Laughlin Air Force Base connects with contractors at annual Industry Day
About 50 local businesspeople met base buyers at Laughlin’s Industry Day, as the installation pushed to surface future contracts earlier for Val Verde firms.
About 50 local businesspeople filled XL Landings on Laughlin Air Force Base as the 47th Contracting Squadron used its third annual Industry Day to push future work into the open and give Val Verde County firms a better shot at bidding before requirements are locked in.
The April 21 event brought together 25 companies interested in doing more business with Laughlin, along with base contracting staff and private-sector partners. The gathering was organized by the 47th Contracting Squadron with the Northwest Texas APEX Accelerator, and it was built around a simple economic goal: connect local contractors with the base sooner, cut procurement lead time, show upcoming opportunities and increase competition.
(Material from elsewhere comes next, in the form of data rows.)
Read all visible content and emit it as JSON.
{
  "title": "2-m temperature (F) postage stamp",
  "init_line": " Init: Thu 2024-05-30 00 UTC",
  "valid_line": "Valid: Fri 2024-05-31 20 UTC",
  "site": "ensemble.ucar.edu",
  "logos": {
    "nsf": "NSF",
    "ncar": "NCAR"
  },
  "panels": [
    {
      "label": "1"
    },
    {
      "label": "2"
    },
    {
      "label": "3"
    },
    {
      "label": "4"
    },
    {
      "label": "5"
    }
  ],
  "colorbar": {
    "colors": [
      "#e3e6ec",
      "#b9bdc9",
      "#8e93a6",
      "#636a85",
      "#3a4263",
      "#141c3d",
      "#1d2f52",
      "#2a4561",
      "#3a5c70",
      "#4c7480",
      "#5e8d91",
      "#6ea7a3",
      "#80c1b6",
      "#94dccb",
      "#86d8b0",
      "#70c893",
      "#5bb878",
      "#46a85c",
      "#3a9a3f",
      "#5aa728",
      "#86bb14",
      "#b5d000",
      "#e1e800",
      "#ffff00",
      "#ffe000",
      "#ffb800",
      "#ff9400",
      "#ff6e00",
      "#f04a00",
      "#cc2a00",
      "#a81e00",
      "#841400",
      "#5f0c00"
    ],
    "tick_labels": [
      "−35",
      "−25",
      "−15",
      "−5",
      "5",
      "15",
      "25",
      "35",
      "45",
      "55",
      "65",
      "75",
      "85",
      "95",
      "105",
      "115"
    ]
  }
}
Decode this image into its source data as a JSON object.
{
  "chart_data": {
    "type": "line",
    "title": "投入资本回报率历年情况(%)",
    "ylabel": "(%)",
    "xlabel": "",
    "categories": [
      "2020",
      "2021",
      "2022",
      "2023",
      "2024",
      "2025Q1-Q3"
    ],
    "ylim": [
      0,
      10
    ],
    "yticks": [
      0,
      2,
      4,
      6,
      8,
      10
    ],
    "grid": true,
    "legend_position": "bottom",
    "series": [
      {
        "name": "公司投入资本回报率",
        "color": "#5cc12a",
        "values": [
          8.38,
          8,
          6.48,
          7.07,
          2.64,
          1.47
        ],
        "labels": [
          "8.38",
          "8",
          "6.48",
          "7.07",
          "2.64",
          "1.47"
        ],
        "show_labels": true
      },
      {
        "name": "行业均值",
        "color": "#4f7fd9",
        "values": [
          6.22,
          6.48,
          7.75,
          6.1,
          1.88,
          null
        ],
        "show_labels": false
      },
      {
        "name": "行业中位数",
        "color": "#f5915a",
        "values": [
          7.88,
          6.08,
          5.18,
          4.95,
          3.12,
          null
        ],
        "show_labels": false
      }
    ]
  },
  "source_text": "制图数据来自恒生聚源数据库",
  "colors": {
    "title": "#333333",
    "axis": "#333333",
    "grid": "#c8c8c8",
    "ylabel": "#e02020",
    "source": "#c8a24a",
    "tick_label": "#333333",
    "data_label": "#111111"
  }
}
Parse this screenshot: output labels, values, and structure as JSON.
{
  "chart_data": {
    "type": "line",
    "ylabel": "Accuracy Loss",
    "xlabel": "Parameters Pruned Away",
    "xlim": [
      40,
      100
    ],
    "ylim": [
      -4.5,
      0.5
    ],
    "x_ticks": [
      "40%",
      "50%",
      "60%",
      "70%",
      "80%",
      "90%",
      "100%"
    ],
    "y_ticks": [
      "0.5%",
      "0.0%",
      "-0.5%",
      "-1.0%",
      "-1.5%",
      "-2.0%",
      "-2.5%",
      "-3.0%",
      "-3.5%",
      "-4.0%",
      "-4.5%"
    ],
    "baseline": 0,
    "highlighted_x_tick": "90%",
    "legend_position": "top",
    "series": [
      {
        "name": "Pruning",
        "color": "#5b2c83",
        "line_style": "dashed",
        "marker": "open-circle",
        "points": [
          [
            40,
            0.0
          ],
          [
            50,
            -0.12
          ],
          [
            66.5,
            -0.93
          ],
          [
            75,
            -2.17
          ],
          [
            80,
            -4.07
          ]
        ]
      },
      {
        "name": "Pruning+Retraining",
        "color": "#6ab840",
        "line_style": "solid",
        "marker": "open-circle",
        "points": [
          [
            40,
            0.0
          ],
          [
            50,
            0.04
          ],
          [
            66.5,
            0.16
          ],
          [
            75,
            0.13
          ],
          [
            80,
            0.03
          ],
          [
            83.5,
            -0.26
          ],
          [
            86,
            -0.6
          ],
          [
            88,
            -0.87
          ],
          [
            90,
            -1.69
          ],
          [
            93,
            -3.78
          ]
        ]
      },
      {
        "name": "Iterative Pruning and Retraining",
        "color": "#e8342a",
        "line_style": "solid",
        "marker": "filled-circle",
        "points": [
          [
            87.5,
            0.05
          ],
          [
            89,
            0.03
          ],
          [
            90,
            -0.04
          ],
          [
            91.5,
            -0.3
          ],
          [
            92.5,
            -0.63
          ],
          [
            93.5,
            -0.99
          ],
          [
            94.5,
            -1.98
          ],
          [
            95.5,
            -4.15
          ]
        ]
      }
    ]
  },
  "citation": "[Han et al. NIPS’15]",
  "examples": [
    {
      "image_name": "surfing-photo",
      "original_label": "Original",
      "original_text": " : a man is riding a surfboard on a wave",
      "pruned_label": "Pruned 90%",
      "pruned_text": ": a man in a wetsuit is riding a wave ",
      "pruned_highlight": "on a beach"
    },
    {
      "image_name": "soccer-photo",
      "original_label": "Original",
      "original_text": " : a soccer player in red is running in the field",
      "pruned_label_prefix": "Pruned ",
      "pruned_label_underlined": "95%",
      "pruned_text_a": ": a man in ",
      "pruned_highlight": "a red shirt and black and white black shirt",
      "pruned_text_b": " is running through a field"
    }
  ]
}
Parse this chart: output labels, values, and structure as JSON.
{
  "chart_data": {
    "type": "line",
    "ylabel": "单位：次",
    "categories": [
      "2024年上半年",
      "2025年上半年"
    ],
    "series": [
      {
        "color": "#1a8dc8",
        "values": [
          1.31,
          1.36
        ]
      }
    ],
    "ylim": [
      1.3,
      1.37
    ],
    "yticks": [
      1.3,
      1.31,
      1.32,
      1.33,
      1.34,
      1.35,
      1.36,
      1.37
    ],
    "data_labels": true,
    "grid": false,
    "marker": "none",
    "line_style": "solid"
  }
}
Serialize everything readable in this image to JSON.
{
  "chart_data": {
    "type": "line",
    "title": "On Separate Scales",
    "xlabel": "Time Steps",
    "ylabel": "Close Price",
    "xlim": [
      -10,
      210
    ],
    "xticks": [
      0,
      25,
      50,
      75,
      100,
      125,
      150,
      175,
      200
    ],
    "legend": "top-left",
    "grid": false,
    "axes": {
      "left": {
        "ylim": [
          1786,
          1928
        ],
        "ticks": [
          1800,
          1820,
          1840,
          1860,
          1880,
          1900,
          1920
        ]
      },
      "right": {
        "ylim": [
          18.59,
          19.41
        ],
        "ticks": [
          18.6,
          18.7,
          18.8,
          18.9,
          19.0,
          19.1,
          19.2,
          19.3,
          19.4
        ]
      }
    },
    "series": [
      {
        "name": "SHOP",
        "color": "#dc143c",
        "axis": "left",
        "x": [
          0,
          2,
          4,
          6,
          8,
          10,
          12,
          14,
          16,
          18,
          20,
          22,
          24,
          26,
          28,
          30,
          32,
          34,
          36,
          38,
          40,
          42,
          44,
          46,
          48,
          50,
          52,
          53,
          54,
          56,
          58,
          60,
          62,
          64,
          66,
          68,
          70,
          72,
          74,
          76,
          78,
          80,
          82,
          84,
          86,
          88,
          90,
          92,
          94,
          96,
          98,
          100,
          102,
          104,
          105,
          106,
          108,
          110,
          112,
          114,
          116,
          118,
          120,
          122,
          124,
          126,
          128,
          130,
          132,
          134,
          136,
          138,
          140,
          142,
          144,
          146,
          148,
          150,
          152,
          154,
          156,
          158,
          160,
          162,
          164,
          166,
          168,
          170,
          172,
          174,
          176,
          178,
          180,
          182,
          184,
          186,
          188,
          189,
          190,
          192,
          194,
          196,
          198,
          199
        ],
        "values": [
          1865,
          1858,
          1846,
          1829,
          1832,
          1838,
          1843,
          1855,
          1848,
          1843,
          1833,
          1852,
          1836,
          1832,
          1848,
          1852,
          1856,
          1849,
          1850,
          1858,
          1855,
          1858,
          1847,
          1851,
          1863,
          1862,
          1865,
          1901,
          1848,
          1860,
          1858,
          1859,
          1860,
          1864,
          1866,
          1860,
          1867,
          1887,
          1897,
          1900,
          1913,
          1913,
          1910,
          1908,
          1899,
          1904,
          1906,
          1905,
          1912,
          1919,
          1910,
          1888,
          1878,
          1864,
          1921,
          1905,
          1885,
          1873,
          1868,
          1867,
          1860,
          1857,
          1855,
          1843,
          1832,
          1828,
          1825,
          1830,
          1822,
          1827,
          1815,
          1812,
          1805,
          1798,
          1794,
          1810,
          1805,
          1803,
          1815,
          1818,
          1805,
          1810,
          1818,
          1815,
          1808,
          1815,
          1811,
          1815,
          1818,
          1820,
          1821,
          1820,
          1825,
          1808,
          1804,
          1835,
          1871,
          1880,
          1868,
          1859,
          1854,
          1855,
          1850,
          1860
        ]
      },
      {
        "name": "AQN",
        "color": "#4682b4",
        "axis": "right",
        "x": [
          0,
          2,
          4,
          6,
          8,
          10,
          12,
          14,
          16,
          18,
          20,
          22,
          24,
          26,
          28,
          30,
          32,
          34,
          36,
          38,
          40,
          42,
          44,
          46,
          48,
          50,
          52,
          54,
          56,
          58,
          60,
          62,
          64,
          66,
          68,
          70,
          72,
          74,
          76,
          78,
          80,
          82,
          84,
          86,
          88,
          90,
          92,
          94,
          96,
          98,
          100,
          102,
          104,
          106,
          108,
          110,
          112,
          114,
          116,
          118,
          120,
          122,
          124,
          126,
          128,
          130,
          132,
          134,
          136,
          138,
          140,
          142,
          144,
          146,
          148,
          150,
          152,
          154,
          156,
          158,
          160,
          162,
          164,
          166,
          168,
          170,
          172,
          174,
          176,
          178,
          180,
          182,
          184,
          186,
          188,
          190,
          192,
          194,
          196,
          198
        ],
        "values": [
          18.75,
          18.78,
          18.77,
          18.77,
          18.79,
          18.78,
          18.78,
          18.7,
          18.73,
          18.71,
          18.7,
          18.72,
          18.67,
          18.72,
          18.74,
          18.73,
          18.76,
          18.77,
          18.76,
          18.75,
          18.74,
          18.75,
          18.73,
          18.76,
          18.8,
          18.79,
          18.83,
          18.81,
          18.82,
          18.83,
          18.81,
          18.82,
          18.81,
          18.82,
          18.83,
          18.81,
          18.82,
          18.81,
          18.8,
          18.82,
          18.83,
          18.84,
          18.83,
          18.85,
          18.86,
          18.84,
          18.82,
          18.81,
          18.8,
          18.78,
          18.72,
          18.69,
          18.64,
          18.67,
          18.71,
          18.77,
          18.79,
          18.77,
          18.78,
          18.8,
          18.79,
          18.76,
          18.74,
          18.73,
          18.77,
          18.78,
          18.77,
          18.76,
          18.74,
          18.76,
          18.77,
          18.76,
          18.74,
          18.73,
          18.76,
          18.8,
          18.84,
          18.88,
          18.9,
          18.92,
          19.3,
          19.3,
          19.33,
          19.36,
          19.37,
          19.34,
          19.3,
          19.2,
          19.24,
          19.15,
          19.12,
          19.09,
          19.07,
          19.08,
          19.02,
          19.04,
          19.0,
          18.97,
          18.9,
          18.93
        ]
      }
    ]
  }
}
That matters in Del Rio and throughout Val Verde County because Laughlin is one of the region’s biggest economic anchors. The Texas Comptroller of Public Accounts reported that the base had 3,043 direct employees in 2023, including 1,309 active-duty military personnel, and estimated that Laughlin’s population contributed at least $1.7 billion to the Texas economy that year.

The event at XL Landings, Building 472 on 7th St., was scheduled from 8:30 a.m. to noon. Attendees were asked to bring identification, business cards and capability statements, a sign that the day was aimed at companies ready to move from introductions to actual procurement discussions. Rich Lyles and Brandy Reed were listed by the Northwest Texas APEX Accelerator as presenters on government contracting.
Karina Gloria, a contracting specialist with the 47th Contracting Squadron, opened the event. Jesus Perez, the squadron’s director of business operations, also addressed the room, and Lt. Col. Matthew Thorne, the contracting squadron commander, spoke with business leaders during the program. The base described the accelerator partnership as a bridge between the military mission and private-sector capability, a relationship that can matter for contractors chasing work tied to maintenance, construction, professional services and vendor support.

Laughlin’s Industry Day has become a recurring part of that outreach. The first Small Business Industry Day, held April 26, 2024, brought more than 25 local and small businesses on base. Laughlin later said attendance doubled at its 2025 event.
The pattern shows how the base is trying to make its needs visible earlier, not just announce awards after the fact. For local firms in a county where Laughlin covers about 4,570 acres and sits roughly six miles east of Del Rio, that early visibility can mean the difference between watching contracts from the outside and lining up to compete for them.